Marilyn Parnes, a parishioner of Santa Remedios Parish, was one of the people whose home Yutu did not spare. Despite her current situation, she was optimistic when asked about how she felt about the season. “Christmas still remains. Even though the typhoon hit us, we still need to celebrate. We should all remain positive. This is a time of preparation. I don’t mean preparing for food or parties, but for our spiritual well-being. That’s what I’m more focused on preparing.”

Tes Marquez, another parishioner, stated, “The Christmas spirit continues. People still go to church and attend mass. Those left devastated after the typhoon still have smiles on their faces because Christmas is coming. Christ is coming and this makes me happy. My house was not destroyed, but the families with houses that were damaged are now in the process of recovery, and so I am happy for them.”

The Aguinaldo Masses inglead up to the Christmas day are a chance to begin everyday with the Lord. The Belens that are missing the figure of Niño Jesus, the completion to the Nativity Scene, adds to the excitement we should all be feeling for when He arrives.
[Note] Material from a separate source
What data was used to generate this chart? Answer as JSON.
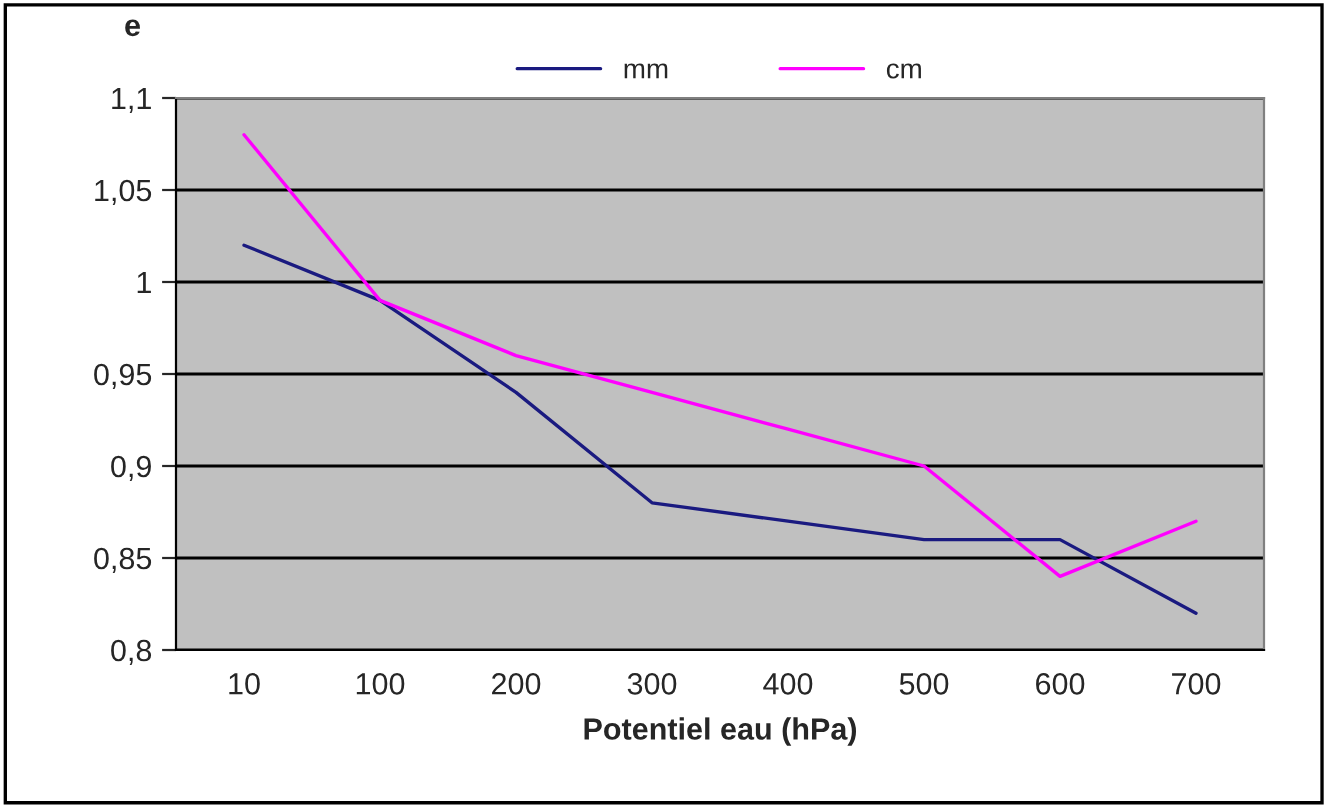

Men and women have been working day and night to restore our lives back to the comfort of the way they were pre-Yutu. People from around the world have donated goods to those who are in need. The government has offered tremendous help to all that it could. However, God has something greater to offer and has already offered, which is His Son.

Two months ago, Super Typhoon Yutu destroyed houses, but not families. It shook concrete in the same way God wanted to shake us to wake up and be ready for His coming. It took our belongings, but not our spirits. We as a church are guided and blessed regardless if we think otherwise. Two thousand years ago, Jesus Christ was born of the Virgin Mary, along with Saint Joseph and the animals that were with them in the barn in Bethlehem. The shepherds came, and the three kings brought their gifts. The Savior was brought into this world, and the same Spirit and joy of Christmas from then lives on to this day and to the end of the days.

Bishop Ryan Jimenez greeted a family after the rst day of Simbang Gabi at Mt. Carmel Cathedral last Saturday, December 16, 2018.